Theoretisch wäre das sogar annähernd möglich, sagt Klee. Allerdings zwängen die nötigen Maßnahmen die Landwirtschaft dazu, die Produktion radikal umzustellen – und einige Kosten in Kauf zu nehmen. Klee vermutet, dass Landwirt*innen ihre Ernte um 90 Prozent reduzieren müssten. Aber daran hat in der Lebensmittelindustrie natürlich niemand Interesse. Da geht es weniger um die Qualität der Tomate, als um die Masse und den Profit, der dadurch geschlagen werden kann.

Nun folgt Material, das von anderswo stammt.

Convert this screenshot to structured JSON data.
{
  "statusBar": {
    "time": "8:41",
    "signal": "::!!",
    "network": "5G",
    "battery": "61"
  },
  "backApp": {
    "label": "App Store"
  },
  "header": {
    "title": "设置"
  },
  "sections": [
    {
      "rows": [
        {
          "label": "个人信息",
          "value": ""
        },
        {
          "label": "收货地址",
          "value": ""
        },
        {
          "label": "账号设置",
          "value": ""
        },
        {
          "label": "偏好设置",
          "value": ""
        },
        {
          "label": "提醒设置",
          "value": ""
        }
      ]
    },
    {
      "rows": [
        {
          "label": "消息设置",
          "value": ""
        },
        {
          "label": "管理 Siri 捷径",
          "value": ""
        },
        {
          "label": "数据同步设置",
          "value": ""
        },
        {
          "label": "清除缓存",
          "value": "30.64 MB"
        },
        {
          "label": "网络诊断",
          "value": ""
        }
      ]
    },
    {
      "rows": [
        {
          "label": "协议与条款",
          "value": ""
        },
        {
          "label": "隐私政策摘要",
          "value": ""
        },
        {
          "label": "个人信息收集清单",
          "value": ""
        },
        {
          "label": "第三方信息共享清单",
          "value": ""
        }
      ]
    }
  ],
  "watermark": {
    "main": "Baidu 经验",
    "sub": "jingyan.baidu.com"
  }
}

Die einheitlich groß gezüchteten Tomaten sind effizienter: Sie sind simpler zu pflücken, zu transportieren und kosten dadurch weniger.

Die Kundschaft spielt bei der Tomaten-Misere natürlich auch eine bedeutende Rolle. Sie müsste sich darauf einstellen, mehr Geld für Tomaten auszugeben und sie nur zur Saison von August bis Oktober frisch genießen zu können. Im Winter kann der*die Pasta- und Pizza-Liebhaber*in dann allerdings auf eingekochte Ware wie Tomatenpulpa zurückgreifen.

Markt versus Qualität

Gleich den ganzen Markt unzustülpen und die Konsument*innen umzuerziehen, um den ursprünglichen Tomatengeschmack wiederzugewinnen, scheint gar unmöglich zu sein. Im Kleinen lässt sich allerdings gut ansetzen: Über ihr Experiment hinaus initiierten Klee und sein Forschungsteam ein interaktives Tomatenschutz-Projekt an der University of Florida. In einem Kleingarten pflanzen sie alte Tomatensorten an, deren Saatgut gegen eine Spende erhältlich ist. Die Spender*innen sollen die alten Sorten dann im eigenen Garten ziehen, für das Projekt dokumentieren und natürlich die einzigartigen Früchte verkosten dürfen.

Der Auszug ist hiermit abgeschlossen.